Hope you are well and staying safe and strong. We are in a lockdown here in the U.K., looking at three months of it now we have a mutant strain of COVID-19 direct from South Africa. Easier to transmit and of course deadlier. I continue to test negative. Not through a robust immune system though, mostly because I keep the hell away from people. My anti social personality works in my favour at last! My dad has myeloid leukaemia so his immunity is low, and we are living with him at the moment. Keep those germs at bay. Prison is a terrifying prospect, just a Petri dish of bacteria and transmitability. Hope you are keeping a regime of protection, even with the bare minimum.
I’m sort of moving back into favour with JayZ. I really liked him, then didn’t, but now I think he might be a silent genius. He understands how to make money from assets. Something I never did, born poor, will die poor. I particularly liked his Story of OJ, that was astonishingly brave. A great critic on modern society and attitudes of race. The Black Lives Matter movement needs to move smart, all their good work can be undone with one ill prepared rally, or people connected to it messing up. It looks good so far and I believe has been nominated for a Nobel peace prize.

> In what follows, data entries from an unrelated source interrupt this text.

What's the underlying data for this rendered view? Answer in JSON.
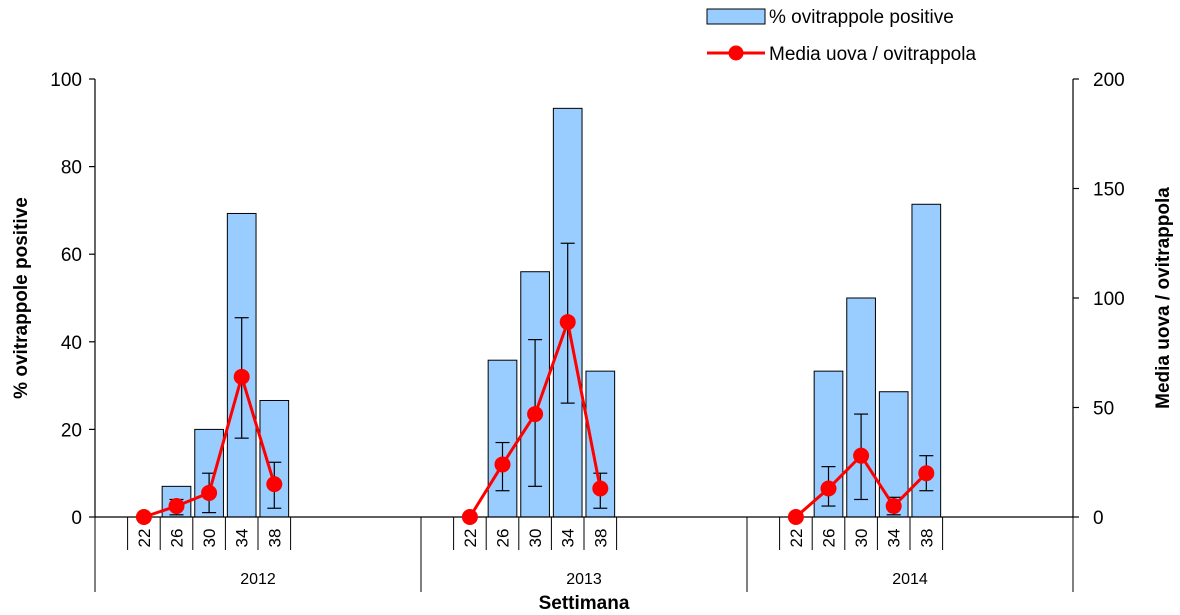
{
  "chart_data": {
    "type": "bar+line",
    "groups": [
      {
        "label": "2012",
        "weeks": [
          "22",
          "26",
          "30",
          "34",
          "38"
        ]
      },
      {
        "label": "2013",
        "weeks": [
          "22",
          "26",
          "30",
          "34",
          "38"
        ]
      },
      {
        "label": "2014",
        "weeks": [
          "22",
          "26",
          "30",
          "34",
          "38"
        ]
      }
    ],
    "xlabel": "Settimana",
    "ylabel_left": "% ovitrappole positive",
    "ylabel_right": "Media uova / ovitrappola",
    "ylim_left": [
      0,
      100
    ],
    "ylim_right": [
      0,
      200
    ],
    "yticks_left": [
      "0",
      "20",
      "40",
      "60",
      "80",
      "100"
    ],
    "yticks_right": [
      "0",
      "50",
      "100",
      "150",
      "200"
    ],
    "series": [
      {
        "name": "% ovitrappole positive",
        "kind": "bar",
        "axis": "left",
        "color": "#99CCFF",
        "values": [
          0,
          7,
          20,
          69.3,
          26.6,
          0,
          35.8,
          56,
          93.3,
          33.3,
          0,
          33.3,
          50,
          28.6,
          71.4
        ]
      },
      {
        "name": "Media uova / ovitrappola",
        "kind": "line",
        "axis": "right",
        "color": "#FF0000",
        "values": [
          0,
          5,
          11,
          64,
          15,
          0,
          24,
          47,
          89,
          13,
          0,
          13,
          28,
          5,
          20
        ],
        "err_low": [
          null,
          1,
          2,
          36,
          4,
          null,
          12,
          14,
          52,
          4,
          null,
          5,
          8,
          1,
          12
        ],
        "err_high": [
          null,
          8,
          20,
          91,
          25,
          null,
          34,
          81,
          125,
          20,
          null,
          23,
          47,
          9,
          28
        ]
      }
    ],
    "legend_position": "top-right",
    "grid": false
  }
}
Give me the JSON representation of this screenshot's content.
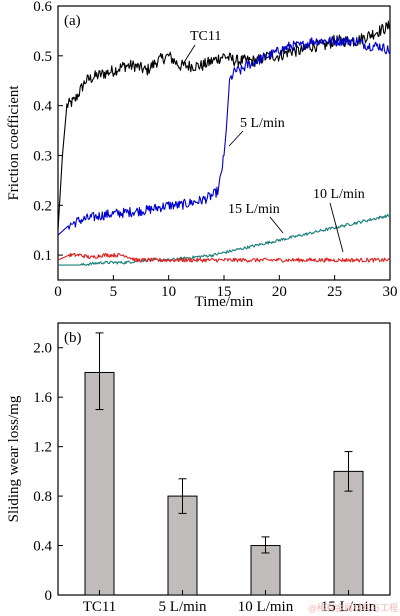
{
  "chart_data": [
    {
      "type": "line",
      "panel_label": "(a)",
      "xlabel": "Time/min",
      "ylabel": "Friction coefficient",
      "xlim": [
        0,
        30
      ],
      "ylim": [
        0.05,
        0.6
      ],
      "x_ticks": [
        0,
        5,
        10,
        15,
        20,
        25,
        30
      ],
      "y_ticks": [
        0.1,
        0.2,
        0.3,
        0.4,
        0.5,
        0.6
      ],
      "grid": false,
      "legend": "none",
      "series": [
        {
          "name": "TC11",
          "color": "#000000",
          "x": [
            0,
            0.4,
            0.8,
            1.5,
            2.5,
            3.5,
            5,
            6,
            7,
            8,
            9,
            10,
            11,
            12,
            13,
            14,
            15,
            16,
            17,
            18,
            19,
            20,
            21,
            22,
            23,
            24,
            25,
            26,
            27,
            28,
            29,
            30
          ],
          "y": [
            0.15,
            0.3,
            0.4,
            0.41,
            0.45,
            0.46,
            0.47,
            0.48,
            0.48,
            0.47,
            0.49,
            0.5,
            0.48,
            0.48,
            0.48,
            0.49,
            0.5,
            0.49,
            0.49,
            0.49,
            0.5,
            0.5,
            0.51,
            0.51,
            0.52,
            0.52,
            0.53,
            0.53,
            0.53,
            0.54,
            0.55,
            0.56
          ]
        },
        {
          "name": "5 L/min",
          "color": "#0000cc",
          "x": [
            0,
            1,
            2,
            3,
            4,
            5,
            6,
            7,
            8,
            9,
            10,
            11,
            12,
            13,
            14,
            14.5,
            15,
            15.2,
            15.5,
            16,
            16.5,
            17,
            18,
            19,
            20,
            21,
            22,
            23,
            24,
            25,
            26,
            27,
            28,
            29,
            30
          ],
          "y": [
            0.14,
            0.16,
            0.17,
            0.175,
            0.18,
            0.183,
            0.185,
            0.188,
            0.19,
            0.195,
            0.2,
            0.2,
            0.205,
            0.21,
            0.22,
            0.23,
            0.3,
            0.35,
            0.45,
            0.47,
            0.47,
            0.48,
            0.49,
            0.5,
            0.51,
            0.52,
            0.52,
            0.53,
            0.53,
            0.53,
            0.53,
            0.53,
            0.52,
            0.52,
            0.51
          ]
        },
        {
          "name": "15 L/min",
          "color": "#1a7f78",
          "x": [
            0,
            2,
            4,
            6,
            8,
            10,
            12,
            14,
            16,
            18,
            20,
            22,
            24,
            26,
            28,
            30
          ],
          "y": [
            0.08,
            0.08,
            0.085,
            0.085,
            0.09,
            0.09,
            0.095,
            0.1,
            0.11,
            0.12,
            0.13,
            0.14,
            0.15,
            0.16,
            0.17,
            0.18
          ]
        },
        {
          "name": "10 L/min",
          "color": "#dd2222",
          "x": [
            0,
            1,
            2,
            3,
            4,
            5,
            6,
            7,
            8,
            10,
            12,
            14,
            16,
            18,
            20,
            22,
            24,
            26,
            28,
            30
          ],
          "y": [
            0.09,
            0.1,
            0.1,
            0.095,
            0.1,
            0.1,
            0.1,
            0.09,
            0.09,
            0.09,
            0.09,
            0.09,
            0.09,
            0.09,
            0.09,
            0.09,
            0.09,
            0.09,
            0.09,
            0.09
          ]
        }
      ],
      "annotations": [
        {
          "text": "TC11",
          "series": "TC11"
        },
        {
          "text": "5 L/min",
          "series": "5 L/min"
        },
        {
          "text": "15 L/min",
          "series": "15 L/min"
        },
        {
          "text": "10 L/min",
          "series": "10 L/min"
        }
      ]
    },
    {
      "type": "bar",
      "panel_label": "(b)",
      "xlabel": "",
      "ylabel": "Sliding wear loss/mg",
      "categories": [
        "TC11",
        "5 L/min",
        "10 L/min",
        "15 L/min"
      ],
      "values": [
        1.8,
        0.8,
        0.4,
        1.0
      ],
      "error_low": [
        1.5,
        0.66,
        0.34,
        0.84
      ],
      "error_high": [
        2.12,
        0.94,
        0.47,
        1.16
      ],
      "ylim": [
        0,
        2.2
      ],
      "y_ticks": [
        0,
        0.4,
        0.8,
        1.2,
        1.6,
        2.0
      ],
      "y_tick_labels": [
        "0",
        "0.4",
        "0.8",
        "1.2",
        "1.6",
        "2.0"
      ],
      "bar_color": "#c0bcbc",
      "grid": false,
      "legend": "none"
    }
  ],
  "watermark": "@稀有金属材料与工程"
}
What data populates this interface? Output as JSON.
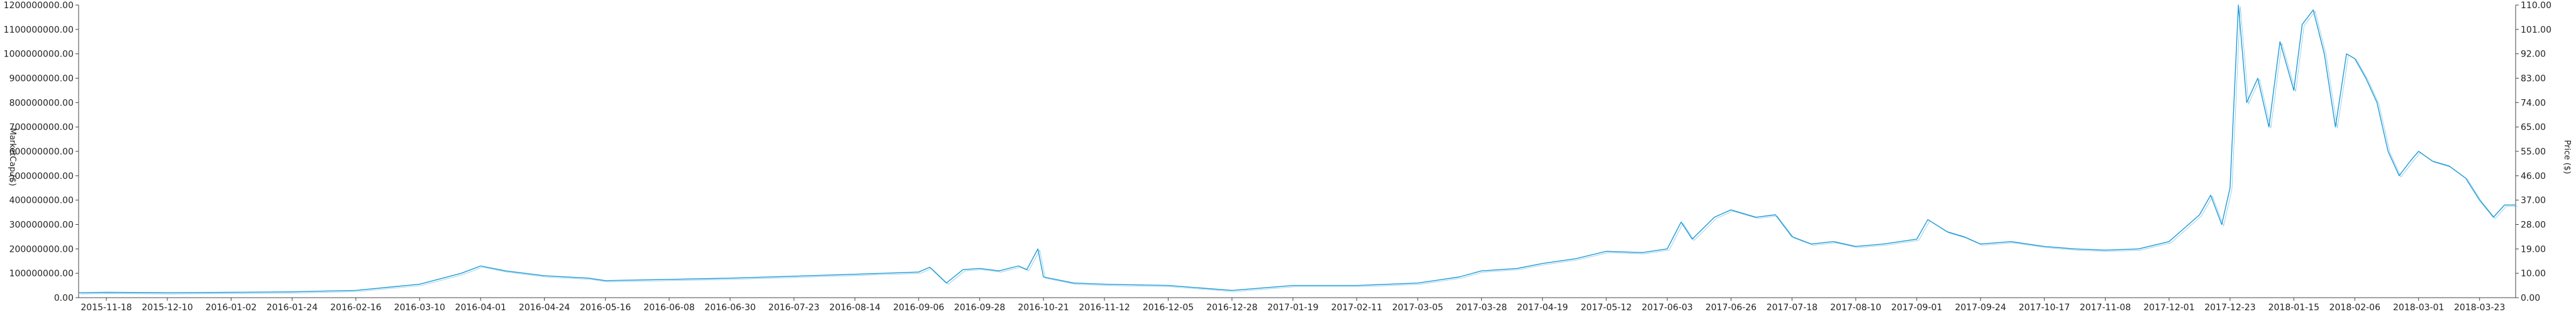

But unfortunately so has Trumps son in law Jared Kushnerfor his work bringing Israel and Morocco together. We will see how that works. It won’t. Too much enmity in Islam to want a peaceful coexistence with Israel. Not in our lifetime. There will be peace in the Middle East, but the people who will orchestrate it successfully haven’t been born yet. Ice Cube and Lil Waynes previous comments regarding Trump have stuck in my craw. So Lil Wayne’s ass kissing got him a pardon and saved himself ten years in jail, I suppose in his position I probably would’ve don’t the same. Except these are important changing times, and all the protagonists on the world stage during these strange times will be recorders of history, and recorded by it.
You are free to borrow my mental gentrification phrase. I actually made that up myself. You have to pay me ten dollars every time you use it in a sentence!!!!!
Keep on keeping on. Look after yourself.